Creating Your Bathroom Retreat – Part I
Bathroom retreats can be a very important room in your home. Just as with any good design, I begin the process by asking the question, how exactly does this room need to function. If it is the Master Bath, then one set of criteria will usually exist, but if it is a powder room, then quite another list will emerge. In any bathroom design, whether a renovation or a ground up construction project, the first step is deciding how you want the room to “feel”. Is this a spa like retreat or an enchanted elegant get-away or perhaps a high performance sleek oasis?
Identifying both the function and the feel is the jumping off point to begin the design.
All images lovingly designed by Kimberly Grigg for Knotting Hill Interiors
Consider, first, the largest surfaces. Those are usually floors, walls and plumbing fixtures. With the plethora of products on the market for flooring, there are all shapes and forms of tile along with brick and if this is a rustic cabin in the woods, perhaps a stained concrete floor might be appropriate. If you are using tile or marble, you might want to first consider the size of the product. I prefer larger squares on the floor (16-18”) unless the space is really small, in which case a smaller (12-13” tile) is more appropriate. I often like to set the floor tiles on the diagonal. An easy way to check this idea out is to take a few of the tiles home and place them on the floor and see how you like the feel. It is also easy to obtain special affects with flooring by using smaller “clips” which are 2-4 inch accent tiles placed in a pattern or on the corners of your larger tiles. There are also wonderful little glass tiles with shimmers and sparkle that are also lovely to use as “clips”. Lately, I am loving smaller rectangular tiles that are placed in a herringbone pattern. This design is fantastic for powder rooms! This option also exists in marble and brick as well.
Porcelain vs Ceramic Tile
While researching the differences between porcelain and ceramic tiles (which is a question that comes up a lot!) I found this chart to be the most helpful in seeing the differences between the two. This is a great starting point for a conversation with your designer.
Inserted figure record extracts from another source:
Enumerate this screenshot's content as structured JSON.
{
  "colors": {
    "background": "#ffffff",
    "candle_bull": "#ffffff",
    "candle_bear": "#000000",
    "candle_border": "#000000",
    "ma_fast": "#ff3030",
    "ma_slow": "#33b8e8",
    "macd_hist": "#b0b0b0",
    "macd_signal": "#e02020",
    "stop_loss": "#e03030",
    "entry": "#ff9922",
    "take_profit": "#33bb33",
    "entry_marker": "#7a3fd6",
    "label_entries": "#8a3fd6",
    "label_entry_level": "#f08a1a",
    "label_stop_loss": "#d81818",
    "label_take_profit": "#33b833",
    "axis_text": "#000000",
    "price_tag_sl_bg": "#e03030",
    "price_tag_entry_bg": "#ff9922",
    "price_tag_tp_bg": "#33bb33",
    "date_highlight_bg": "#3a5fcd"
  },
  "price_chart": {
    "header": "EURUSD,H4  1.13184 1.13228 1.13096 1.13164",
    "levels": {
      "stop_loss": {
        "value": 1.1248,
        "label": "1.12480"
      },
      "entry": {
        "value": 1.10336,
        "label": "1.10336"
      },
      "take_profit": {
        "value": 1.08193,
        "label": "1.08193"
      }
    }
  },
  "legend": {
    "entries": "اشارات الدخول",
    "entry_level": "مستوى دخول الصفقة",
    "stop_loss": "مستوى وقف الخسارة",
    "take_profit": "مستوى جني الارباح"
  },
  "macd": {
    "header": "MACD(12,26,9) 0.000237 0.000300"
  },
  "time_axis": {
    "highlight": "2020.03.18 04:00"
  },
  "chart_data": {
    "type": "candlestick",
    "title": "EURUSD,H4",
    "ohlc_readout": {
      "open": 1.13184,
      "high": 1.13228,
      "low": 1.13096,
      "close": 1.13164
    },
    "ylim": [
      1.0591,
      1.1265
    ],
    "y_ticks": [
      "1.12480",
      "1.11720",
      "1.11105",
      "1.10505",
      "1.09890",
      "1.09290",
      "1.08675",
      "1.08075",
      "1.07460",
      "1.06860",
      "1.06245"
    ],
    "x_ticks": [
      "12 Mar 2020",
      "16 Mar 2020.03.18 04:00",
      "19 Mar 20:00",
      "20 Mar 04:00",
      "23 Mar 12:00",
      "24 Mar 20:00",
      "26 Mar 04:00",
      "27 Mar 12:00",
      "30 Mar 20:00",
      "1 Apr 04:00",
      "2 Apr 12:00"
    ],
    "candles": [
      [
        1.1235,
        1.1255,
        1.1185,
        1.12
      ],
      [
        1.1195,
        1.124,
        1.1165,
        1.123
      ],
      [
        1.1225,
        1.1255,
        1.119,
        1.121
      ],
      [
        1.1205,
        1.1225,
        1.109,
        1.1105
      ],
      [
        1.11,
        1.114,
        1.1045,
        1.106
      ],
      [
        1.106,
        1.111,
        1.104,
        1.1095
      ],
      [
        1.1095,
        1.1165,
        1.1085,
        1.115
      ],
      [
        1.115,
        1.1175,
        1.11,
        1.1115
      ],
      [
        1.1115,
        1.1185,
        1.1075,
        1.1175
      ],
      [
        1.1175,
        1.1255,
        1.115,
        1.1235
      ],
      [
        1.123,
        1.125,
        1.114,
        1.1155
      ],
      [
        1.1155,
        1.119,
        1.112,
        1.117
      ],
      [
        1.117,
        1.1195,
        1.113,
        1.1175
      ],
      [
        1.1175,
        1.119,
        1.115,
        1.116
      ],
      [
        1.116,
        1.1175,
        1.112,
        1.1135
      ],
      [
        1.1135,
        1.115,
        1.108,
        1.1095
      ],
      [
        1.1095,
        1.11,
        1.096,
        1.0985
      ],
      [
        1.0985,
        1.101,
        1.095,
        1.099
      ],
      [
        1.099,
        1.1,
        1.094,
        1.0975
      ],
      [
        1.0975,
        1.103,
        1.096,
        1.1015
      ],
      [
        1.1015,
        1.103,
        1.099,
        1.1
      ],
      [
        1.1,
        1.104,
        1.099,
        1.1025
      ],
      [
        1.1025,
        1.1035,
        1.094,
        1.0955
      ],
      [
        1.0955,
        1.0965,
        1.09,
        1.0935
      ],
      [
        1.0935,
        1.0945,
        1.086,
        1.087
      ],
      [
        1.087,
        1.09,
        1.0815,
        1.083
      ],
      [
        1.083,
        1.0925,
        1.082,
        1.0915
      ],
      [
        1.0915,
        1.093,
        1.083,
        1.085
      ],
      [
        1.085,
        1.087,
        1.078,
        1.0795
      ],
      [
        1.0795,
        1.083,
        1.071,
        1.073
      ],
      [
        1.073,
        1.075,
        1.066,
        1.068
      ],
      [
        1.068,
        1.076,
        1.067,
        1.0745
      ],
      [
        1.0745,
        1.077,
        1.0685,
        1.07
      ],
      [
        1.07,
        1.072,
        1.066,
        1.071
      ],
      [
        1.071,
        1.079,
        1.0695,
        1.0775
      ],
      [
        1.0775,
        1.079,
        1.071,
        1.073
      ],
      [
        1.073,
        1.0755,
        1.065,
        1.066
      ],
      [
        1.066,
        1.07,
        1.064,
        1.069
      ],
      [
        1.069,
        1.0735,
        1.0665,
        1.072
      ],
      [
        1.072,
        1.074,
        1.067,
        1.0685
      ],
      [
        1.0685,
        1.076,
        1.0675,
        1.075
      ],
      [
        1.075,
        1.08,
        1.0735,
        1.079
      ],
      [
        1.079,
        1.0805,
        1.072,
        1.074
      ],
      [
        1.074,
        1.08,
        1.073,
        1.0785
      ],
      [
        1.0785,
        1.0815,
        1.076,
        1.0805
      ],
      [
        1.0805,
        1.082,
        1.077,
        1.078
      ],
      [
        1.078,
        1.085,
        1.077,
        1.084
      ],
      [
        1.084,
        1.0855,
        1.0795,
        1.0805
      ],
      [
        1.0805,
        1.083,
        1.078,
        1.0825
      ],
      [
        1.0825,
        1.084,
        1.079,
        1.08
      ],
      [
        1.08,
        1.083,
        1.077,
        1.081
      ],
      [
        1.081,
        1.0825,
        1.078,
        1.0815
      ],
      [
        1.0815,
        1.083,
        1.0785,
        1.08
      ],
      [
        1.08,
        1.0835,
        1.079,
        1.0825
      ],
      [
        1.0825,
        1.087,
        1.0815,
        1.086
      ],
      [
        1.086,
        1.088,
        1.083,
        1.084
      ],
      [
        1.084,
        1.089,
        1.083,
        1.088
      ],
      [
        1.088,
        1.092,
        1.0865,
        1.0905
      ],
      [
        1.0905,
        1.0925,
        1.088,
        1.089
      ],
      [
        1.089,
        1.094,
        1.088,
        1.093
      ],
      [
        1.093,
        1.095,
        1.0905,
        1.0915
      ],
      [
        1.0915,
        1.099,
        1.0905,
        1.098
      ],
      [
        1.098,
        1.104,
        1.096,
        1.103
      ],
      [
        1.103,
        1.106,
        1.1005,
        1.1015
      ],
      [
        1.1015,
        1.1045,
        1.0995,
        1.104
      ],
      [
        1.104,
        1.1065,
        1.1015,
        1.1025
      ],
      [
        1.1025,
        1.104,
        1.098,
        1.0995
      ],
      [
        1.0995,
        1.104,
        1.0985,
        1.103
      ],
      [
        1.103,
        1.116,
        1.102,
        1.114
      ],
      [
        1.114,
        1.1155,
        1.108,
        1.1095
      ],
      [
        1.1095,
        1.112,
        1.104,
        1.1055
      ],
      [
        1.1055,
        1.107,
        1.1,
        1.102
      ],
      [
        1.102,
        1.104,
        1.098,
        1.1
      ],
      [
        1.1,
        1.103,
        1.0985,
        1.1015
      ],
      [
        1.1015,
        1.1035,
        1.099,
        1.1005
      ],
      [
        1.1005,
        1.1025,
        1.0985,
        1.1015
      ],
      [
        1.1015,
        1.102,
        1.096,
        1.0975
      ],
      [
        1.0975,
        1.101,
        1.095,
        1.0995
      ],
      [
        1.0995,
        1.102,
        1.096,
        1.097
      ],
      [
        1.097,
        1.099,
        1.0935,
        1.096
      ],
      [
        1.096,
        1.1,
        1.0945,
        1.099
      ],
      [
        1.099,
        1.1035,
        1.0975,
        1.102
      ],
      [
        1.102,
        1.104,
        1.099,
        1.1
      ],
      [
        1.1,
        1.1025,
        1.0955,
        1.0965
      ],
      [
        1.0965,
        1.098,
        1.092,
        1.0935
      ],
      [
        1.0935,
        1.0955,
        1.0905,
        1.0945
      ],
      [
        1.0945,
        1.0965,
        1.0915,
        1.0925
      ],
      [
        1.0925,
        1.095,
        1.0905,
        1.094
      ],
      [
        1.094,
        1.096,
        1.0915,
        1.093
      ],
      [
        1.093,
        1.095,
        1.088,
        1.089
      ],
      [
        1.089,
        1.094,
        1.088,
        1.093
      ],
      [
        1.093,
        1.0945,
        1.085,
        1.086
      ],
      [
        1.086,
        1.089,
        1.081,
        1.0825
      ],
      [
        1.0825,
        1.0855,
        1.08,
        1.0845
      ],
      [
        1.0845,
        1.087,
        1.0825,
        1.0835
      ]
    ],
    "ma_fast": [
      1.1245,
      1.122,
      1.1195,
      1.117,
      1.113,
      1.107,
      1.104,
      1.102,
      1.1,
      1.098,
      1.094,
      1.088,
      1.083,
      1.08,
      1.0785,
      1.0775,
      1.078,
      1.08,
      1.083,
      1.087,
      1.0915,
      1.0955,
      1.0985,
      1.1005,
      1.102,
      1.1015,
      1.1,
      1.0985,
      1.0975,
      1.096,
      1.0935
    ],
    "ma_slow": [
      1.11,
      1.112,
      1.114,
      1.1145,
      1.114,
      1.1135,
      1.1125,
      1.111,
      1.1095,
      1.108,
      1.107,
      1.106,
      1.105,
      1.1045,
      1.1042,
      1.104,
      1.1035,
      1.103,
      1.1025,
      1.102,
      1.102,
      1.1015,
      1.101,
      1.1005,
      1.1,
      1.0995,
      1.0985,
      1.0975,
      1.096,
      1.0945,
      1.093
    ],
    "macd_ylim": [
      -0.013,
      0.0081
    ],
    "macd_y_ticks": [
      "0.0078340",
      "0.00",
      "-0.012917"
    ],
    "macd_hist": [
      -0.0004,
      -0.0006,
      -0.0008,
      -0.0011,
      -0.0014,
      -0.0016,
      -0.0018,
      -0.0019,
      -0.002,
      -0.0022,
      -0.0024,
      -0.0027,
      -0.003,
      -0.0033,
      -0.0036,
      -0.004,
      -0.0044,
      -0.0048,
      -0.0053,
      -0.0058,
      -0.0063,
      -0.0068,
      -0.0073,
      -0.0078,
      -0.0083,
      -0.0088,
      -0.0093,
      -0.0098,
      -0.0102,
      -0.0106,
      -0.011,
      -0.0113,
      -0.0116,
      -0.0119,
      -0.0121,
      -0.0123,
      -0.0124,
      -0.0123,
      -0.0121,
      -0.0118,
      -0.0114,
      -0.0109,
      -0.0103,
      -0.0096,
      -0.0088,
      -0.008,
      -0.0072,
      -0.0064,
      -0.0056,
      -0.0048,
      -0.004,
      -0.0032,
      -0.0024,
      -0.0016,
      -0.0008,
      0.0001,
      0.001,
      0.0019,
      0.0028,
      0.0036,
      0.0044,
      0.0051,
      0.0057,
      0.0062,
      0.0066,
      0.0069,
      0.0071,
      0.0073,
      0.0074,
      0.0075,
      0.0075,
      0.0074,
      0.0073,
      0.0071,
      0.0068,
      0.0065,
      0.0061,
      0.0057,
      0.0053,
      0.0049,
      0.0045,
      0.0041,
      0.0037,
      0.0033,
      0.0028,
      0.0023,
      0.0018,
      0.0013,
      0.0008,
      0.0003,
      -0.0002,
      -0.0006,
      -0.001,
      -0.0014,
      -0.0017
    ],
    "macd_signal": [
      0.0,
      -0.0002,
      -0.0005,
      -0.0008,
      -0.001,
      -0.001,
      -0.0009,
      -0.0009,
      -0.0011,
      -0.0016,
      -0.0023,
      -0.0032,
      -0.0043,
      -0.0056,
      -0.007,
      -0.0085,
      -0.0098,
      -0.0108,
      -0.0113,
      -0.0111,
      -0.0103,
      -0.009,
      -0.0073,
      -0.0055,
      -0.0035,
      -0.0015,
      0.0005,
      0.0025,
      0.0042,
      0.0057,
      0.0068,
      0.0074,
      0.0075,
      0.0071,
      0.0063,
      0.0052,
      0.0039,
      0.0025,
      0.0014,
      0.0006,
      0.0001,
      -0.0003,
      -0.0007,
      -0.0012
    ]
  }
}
If you are cold natured you can consider having heating elements installed into the subfloor underneath the tile often called Radiant Floor Heating – which to my clients surprise is very cost effective considering it may easily become your most favorite part of the bathroom! Other heat elements that exist include towel warmers that can be installed in your bathroom for the luxury of getting out of your bath or shower to a warm and cozy towel.
Tile manufacturers have done an amazing job of coordinating the size and shapes of their products to help you create your dream space. Often a coordinate of the floor tile can be chosen to run up the wall with accent tiles such as listello’s to be used as a border edge.
“Listello” means “thin strip” in Italian; listello tiles, also called decorative border, listel or “deco” pieces, are design-specific tiles used to accent a particular “field” or main tile selection. Like murals, liners and patterns, listellos are installed within field tile on kitchen back splashes, showers and flooring, adding pizazz and an extra wow factor to even an ordinary tile installation.
Subway tiles make good choices for wall tiles. Subway tiles are rectangular in shape and come in a variety of colors and finishes. Other wall tiles or marble can be placed straight up or on the diagonal of a shower and/or bathtub whichever coordinates best with the flooring. Just note that the floor of the shower needs to be slip resistant.
Consider marrying your mix of elements. For example, if you used a tile clip on the floor, you could consider including the same clip as a border on the wall space of the shower and perhaps even on the decking of a tub area. IF your shower area is large and open, consider making it a focal point by the use of tile. In this bathroom, the shower became the focal point with a radiated shimmer glass tile. White Carrere marble is used on the floor and the countertops.